I find it very odd that, in an age so otherwise concerned with the conservation of resources, we should be so careless with quantitative knowledge that we are willing to discard it as a valueless intermediate byproduct of the process of falsifying the null. I think this careless indifference to the more meaningful quantitative values that are estimated as a means to the end of producing a p-value reflects powerful epistemological misunderstandings on the part of the social sciences: we have much too little interest in quantitative thinking, foremost of which should be an interest in exact numerical prediction. And it is this absence of interest in exact numerical prediction that sets us apart from astronomy, a field that, unlike our own, does not even have limited access to randomized experiments.
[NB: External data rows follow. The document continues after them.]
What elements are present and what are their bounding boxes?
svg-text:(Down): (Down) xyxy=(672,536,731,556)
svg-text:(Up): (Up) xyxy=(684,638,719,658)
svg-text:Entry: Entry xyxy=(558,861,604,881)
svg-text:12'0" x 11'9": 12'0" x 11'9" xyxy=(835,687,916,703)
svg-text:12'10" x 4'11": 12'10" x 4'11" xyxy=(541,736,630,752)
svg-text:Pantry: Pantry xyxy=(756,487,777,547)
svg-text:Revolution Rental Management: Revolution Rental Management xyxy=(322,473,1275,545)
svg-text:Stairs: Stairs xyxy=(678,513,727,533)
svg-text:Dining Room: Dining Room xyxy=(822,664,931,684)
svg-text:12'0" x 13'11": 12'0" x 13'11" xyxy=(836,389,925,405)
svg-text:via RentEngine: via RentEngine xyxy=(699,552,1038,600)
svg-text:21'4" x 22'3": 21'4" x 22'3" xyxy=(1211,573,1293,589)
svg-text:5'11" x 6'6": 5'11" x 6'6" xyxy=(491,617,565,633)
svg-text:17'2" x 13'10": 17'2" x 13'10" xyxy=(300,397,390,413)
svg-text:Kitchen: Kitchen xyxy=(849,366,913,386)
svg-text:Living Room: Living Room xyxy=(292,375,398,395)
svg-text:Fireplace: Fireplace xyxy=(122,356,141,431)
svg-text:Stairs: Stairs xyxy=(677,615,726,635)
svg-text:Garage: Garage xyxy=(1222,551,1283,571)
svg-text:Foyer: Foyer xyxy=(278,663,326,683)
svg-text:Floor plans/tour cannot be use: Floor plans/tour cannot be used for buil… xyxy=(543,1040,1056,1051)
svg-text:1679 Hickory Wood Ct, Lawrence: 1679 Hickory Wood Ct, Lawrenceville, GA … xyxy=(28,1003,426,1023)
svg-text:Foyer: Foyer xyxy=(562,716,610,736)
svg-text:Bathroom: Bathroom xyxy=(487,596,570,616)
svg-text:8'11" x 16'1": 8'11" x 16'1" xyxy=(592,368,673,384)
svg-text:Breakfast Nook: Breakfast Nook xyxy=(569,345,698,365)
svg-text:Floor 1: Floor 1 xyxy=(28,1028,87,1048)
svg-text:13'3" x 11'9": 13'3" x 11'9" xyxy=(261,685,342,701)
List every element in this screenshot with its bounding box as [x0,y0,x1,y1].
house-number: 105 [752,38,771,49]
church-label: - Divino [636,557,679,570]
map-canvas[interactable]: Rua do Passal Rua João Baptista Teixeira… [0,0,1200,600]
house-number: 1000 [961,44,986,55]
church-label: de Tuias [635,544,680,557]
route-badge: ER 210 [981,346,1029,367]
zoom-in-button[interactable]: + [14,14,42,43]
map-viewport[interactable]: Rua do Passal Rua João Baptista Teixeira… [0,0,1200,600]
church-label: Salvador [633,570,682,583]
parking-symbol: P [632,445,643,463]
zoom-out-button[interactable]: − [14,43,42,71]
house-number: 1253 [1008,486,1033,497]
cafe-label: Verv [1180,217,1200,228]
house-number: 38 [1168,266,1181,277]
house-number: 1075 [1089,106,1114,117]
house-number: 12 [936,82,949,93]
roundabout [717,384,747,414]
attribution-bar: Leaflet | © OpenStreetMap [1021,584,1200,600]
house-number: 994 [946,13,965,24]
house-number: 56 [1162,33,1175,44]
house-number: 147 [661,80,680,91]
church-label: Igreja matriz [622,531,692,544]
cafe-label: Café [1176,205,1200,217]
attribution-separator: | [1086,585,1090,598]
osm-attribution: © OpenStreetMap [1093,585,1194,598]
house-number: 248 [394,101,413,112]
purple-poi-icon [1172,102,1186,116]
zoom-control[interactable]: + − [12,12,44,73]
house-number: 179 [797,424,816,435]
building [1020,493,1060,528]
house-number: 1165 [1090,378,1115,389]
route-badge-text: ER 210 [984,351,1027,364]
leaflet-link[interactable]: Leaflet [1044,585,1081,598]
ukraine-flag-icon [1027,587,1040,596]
Astronomers have learned to make due using only observational data by building formal and numerically precise models that make sharp predictions whose accuracy can be rigorously tested. As I have shown, even if practiced perfectly in a simpler world, NHST would not produce a body of knowledge with value even close to the knowledge that any undergraduate in astronomy has.2 As a field, we should not accept this condition. In the long-term, scientific knowledge must be quantitative. We are already capable of producing such knowledge: indeed, we produce it as a waste product of our quest to falsify the null. If we abandon our interest in NHST and focus instead on the prediction of quantitative measurements, we will put our field on a healthier path towards catching up with the physical sciences. While we may always trail behind because of the intrinsic difficulty of our work, I also believe that the social sciences, in principle, have much more to offer to humanity than the natural sciences. We should start to live up to that promise more often. But NHST is a serious impediment to that, because it pushes towards the acquisition of a radically inferior type of knowledge that is not cumulative: there is no viable method for combining the successful falsification of the null about beta_i and the falsification of the null about beta_j into a coherent whole that will predict unseen data.

### References

Paul E. Meehl (1978) "Theoretical Risks and Tabular Asterisks: Sir Karl, Sir Ronald, and the Slow Progress of Soft Psychology", Journal of Consulting and Clinical Psychology

David A. Freedman (1991), "Statistical Models and Shoe Leather", Sociological Methodology

Paul E. Meehl (1990), "Why Summaries of Research on Psychological Theories are Often Uninterpretable", Psychological Reports

1. I have found that this crud factor surprises some non-psychologists. To convince non-psychologists, I would note that Meehl once collected 15 variables about people and regressed every pair of them. 96% had a highly significant (p < 10e-6) correlation.
2. I note that a side product of this observation should be the conclusion that we psychologists have an excessive faith in the value of randomized experiments. It is the sharp prediction of unseen data in a way that is readily falsifiable that makes a field of inquiry as valuable to humanity as the physical sciences already are: while we social scientists do, in fact, have much such knowledge, it is attributable almost entirely to the intellectual talent and personal integrity of social scientists, all of which function despite our crippling usage of NHST.